The animals watch me. They understand
fragility. They sense fear. Perhaps
Elsewhere, the speaker encounters a girl who “may have been [her] student once” vomiting in a supermarket, and maintains an objective distance, only to criticize herself in the next poem, where that same distance becomes complicity, her inability to act after witnessing Islamaphobia offered as explanation to a student who asks “how the Holocaust could have happened”: “I sat in shocked silence. I sat and did nothing. / I said nothing. Nothing. I sat in silence and did nothing.”
The perspective shifts again in “Late Afternoon”, in which the speaker is a child watching her own mother in the kitchen, neatly paralleling the previous meal prep scene:
The light from the sunset
tinges the kitchen
red. The knife blade
flashes as my mother
repeatedly stabs the roast.
Scheller has a skillful use of syntax reminiscent of Ellen Bryant Voigt, with careful attention paid to not only line but stanza breaks in a way that gives individual phrases maximum punch, as in “New Year’s Day”:
Now the sheep are quartered two fields away,
and in the morning their calls
blend with the roosters. Wind,
when you stop stripping shingles
and toppling barns, speak to me,
teach me to fly.
This is a collection that’s not afraid to experiment with form, including several haiku amongst long poems and poems bordering on prose. Occasionally, I questioned indentations that had me looking for meter that didn’t exist, as in “Fifth Grade, Final Year”, but by and large, this is free verse that honors the spirit of each individual poem. Punctuation is equally variable, following convention in some pieces and dispensed with altogether elsewhere—again, prioritizing uniqueness of voice, rather than uniformity.

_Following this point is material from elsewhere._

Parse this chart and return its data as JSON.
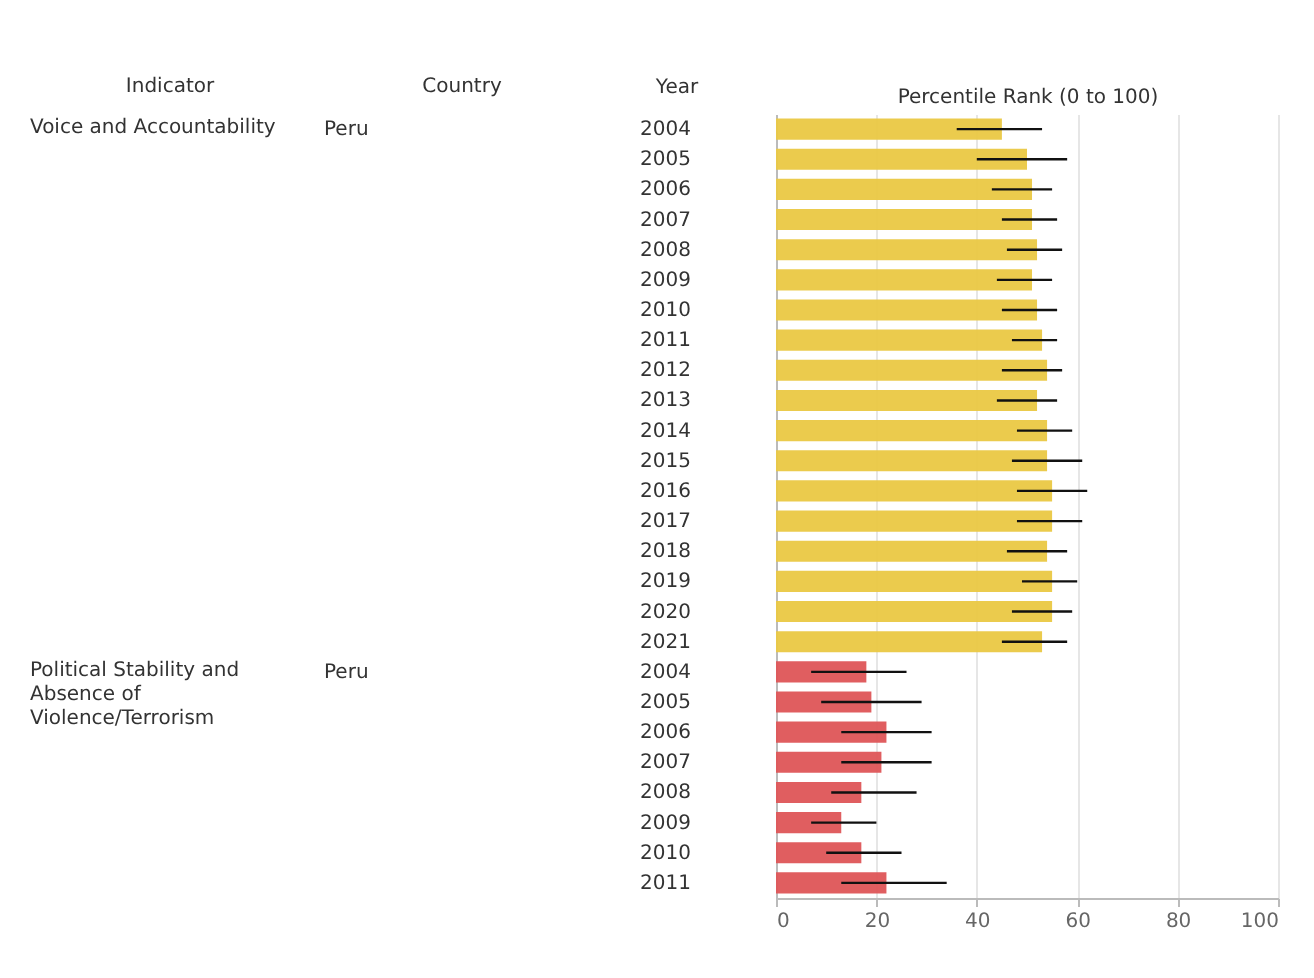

Titles also varied widely, less successfully so for me. Some were intriguing and evocative: “A Gathering of Appliances” and “Signals in the Unclean House”. Others seemed a bit old-fashioned and bland: “Begin” and “Harvest”, for example.
Taken as a whole, Wind and Children is a quiet collection, potent precisely because of its restraint, rather than in spite of it. These poems are unsentimental musings that encourage thoughtful contemplation and repeat readings to reveal the rage and fear justifiably simmering beneath their surface.